6. The method for reconstructing a dynamic Gaussian scene according to claim 2, characterized in that, The step of training a basic dynamic Gaussian scene reconstruction model based on the correlation between the image samples, the viewpoint differences between different viewpoints, and the constraint relationships between adjacent frames of the same viewpoint to obtain the dynamic Gaussian scene reconstruction model includes: Based on the image samples and the basic loss function, the basic dynamic Gaussian scene reconstruction model is subjected to the first stage of basic optimization training to obtain the first training dynamic Gaussian scene reconstruction model. The second stage of spatiotemporal detail optimization training is performed on the first training dynamic Gaussian scene reconstruction model based on the perspective difference between different perspectives, the constraint relationship between adjacent frames of the same perspective, and the total loss of iterative optimization, to obtain the second training dynamic Gaussian scene reconstruction model; wherein, the total loss of iterative optimization is determined based on the constraint relationship between adjacent frames of the same perspective; The second training dynamic Gaussian scene reconstruction model is subjected to a third-stage global accuracy calibration training based on the target total loss to obtain the dynamic Gaussian scene reconstruction model.

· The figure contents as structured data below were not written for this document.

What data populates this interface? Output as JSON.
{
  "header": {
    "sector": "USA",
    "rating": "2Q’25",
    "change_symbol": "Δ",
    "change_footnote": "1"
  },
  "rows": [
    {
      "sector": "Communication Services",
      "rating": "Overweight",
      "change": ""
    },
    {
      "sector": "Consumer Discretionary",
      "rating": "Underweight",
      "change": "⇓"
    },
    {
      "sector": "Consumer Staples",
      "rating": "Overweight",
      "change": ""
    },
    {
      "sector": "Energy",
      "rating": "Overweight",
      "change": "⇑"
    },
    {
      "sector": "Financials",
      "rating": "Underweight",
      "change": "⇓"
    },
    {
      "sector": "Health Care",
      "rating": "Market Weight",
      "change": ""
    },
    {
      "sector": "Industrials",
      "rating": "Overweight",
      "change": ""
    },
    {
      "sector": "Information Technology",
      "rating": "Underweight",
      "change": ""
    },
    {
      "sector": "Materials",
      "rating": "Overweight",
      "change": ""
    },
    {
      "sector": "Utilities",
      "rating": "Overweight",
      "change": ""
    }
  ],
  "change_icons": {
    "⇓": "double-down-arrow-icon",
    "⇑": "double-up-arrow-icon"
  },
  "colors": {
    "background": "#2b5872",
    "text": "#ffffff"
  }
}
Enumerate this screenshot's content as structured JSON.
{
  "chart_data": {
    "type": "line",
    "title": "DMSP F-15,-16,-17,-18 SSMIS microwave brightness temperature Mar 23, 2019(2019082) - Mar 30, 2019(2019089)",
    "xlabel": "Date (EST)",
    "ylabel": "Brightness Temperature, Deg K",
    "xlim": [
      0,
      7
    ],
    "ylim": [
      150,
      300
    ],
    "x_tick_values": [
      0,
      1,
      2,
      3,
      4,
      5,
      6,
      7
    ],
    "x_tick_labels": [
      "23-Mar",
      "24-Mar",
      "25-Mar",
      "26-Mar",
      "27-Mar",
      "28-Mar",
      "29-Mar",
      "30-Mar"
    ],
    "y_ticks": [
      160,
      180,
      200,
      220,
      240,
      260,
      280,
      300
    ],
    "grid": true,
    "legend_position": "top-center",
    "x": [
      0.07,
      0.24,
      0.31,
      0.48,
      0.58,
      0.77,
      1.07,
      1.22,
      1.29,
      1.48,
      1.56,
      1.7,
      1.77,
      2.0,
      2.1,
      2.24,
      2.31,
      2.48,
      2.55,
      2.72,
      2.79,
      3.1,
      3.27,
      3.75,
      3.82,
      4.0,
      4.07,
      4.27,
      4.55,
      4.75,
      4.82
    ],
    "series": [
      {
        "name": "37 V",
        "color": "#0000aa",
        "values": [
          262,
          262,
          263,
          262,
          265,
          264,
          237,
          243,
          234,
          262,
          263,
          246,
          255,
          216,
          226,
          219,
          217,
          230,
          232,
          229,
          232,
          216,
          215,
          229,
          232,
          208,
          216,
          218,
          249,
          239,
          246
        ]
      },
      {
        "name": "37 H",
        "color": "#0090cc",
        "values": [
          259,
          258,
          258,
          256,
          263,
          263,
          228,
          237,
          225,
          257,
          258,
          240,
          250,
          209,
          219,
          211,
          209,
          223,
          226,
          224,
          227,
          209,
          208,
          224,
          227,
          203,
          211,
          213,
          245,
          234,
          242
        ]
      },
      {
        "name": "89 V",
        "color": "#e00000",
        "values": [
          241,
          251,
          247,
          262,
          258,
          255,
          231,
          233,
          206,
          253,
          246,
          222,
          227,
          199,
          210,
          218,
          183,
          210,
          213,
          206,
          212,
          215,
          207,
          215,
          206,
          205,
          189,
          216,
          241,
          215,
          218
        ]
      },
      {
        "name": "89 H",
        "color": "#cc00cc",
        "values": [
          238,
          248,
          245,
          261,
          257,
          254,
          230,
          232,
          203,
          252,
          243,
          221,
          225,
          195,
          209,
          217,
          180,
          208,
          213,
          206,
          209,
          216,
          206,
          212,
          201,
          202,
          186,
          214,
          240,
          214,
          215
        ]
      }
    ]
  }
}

7. The method for reconstructing a dynamic Gaussian scene according to claim 6, characterized in that, The step of performing a third-stage global accuracy calibration training on the second trained dynamic Gaussian scene reconstruction model based on the target total loss to obtain the dynamic Gaussian scene reconstruction model includes: Based on the target total loss, the second training dynamic Gaussian scene reconstruction model is subjected to a third-stage global accuracy calibration training to obtain a candidate dynamic Gaussian scene reconstruction model. Obtain the distributed training architecture; The candidate dynamic Gaussian scene reconstruction model is trained in a distributed accelerated manner based on the distributed training architecture to obtain the dynamic Gaussian scene reconstruction model.
8. A device for reconstructing a dynamic Gaussian scene, characterized in that, include: The information acquisition module is used to acquire information about the image to be reconstructed. The scene reconstruction module is used to input the image information to be reconstructed into the dynamic Gaussian scene reconstruction model to obtain the dynamic Gaussian scene reconstruction result output by the dynamic Gaussian scene reconstruction model; wherein, the dynamic Gaussian scene reconstruction model is trained based on the spatial feature overlap between different viewpoints determined by image samples, the viewpoint difference between different viewpoints, and the correlation of the constraint relationship between adjacent frames of the same viewpoint.
9. An electronic device comprising a memory, a processor, and a computer program stored in the memory and running on the processor, characterized in that, When the processor executes the computer program, it implements the method for reconstructing a dynamic Gaussian scene as described in any one of claims 1 to 7.
10. A non-transitory computer-readable storage medium having a computer program stored thereon, characterized in that, When the computer program is executed by a processor, it implements the method for reconstructing a dynamic Gaussian scene as described in any one of claims 1 to 7.